Joyce Hunter na sede do Instituto pela proteção de lésbicas e gays (IPLG, na sigla em inglês) no 112 West 23rd Street, em 1985. De pé, da esquerda para a direita: Não identificado, Steve Ashkinazy, não identificada, Joyce Hunter, não identificada. Sentados, da esquerda para a direita: Emery Hetrick, Damien Martin. (Depois da morte de Emery Hetrick e Damien Martin, o IPLG foi rebatizado como Hetrick-Martin Institute.) Crédito: Cortesia de Joyce Hunter.

 

Para saber mais sobre Emery Hetrick e Damien Martin, que cofundaram a organização que hoje leva o nome deles, você pode ler este artigo do New York Times sobre “casais homossexuais” que encontravam um certo “orgulho silencioso” e que acabou virando um marco. Os obituários deles também no New York Times podem ser encontrado aqui e aqui. Ouça o Damien falando sobre sua relação com Emery no episódio bônus do MGH, “Love is Love” [Amor é amor].

 

Joyce Hunter na Harvey Milk School na West Street, fins dos anos 1980. Crédito: Cortesia de Joyce Hunter.

 

O Harvey Milk High School, uma escola de ensino médio pública e alternativa  pensada principalmente para jovens LGBTQ+ em situação de risco foi cofundada por Joyce Hunter e Steve Ashkinazy. O New York Times escreveu sobre a abertura do “colegial homossexual” em artigo de 1985.

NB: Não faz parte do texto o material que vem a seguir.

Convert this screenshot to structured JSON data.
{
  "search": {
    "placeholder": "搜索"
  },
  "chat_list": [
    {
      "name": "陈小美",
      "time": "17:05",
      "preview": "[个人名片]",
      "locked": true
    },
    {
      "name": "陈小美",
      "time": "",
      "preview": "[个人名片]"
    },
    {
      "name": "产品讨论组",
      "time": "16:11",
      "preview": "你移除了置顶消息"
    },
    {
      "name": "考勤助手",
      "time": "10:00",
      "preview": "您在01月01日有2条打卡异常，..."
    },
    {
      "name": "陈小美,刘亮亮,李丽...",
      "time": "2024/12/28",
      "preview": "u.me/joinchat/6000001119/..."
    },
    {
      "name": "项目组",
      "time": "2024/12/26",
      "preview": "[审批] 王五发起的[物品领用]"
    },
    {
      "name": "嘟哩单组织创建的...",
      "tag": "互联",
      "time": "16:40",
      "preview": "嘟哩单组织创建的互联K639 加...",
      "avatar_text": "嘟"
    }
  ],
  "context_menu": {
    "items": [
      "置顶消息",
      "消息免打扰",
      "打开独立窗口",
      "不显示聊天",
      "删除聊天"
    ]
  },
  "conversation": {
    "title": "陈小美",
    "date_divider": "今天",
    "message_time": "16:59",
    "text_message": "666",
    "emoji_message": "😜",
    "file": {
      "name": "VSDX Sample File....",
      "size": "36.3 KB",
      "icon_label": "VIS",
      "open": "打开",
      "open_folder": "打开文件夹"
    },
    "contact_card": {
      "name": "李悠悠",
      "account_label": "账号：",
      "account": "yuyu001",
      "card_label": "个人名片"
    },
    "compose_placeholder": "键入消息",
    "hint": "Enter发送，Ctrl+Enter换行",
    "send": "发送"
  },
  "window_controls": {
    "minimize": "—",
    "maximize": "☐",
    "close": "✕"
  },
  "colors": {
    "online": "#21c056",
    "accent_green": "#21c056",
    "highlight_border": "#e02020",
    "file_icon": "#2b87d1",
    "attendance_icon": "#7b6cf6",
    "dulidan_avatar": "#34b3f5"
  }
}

Joyce Hunter doou seus papéis para o The Lesbian, Gay, Bisexual & Transgender Community Center of New York City. O arquivo inclui materiais extensos ligados ao trabalho de Joyce no movimento pelos direitos civis LGBTQ+ de 1973 até 1998.

Neste episódio, Joyce menciona sua participação numa organização do Hunter College chamada Lesbians Rising [Lésbicas em ascensão]. Como cortesia dos Lesbian Herstory Archives, aqui vai uma foto de um cartaz desse grupo em 1978.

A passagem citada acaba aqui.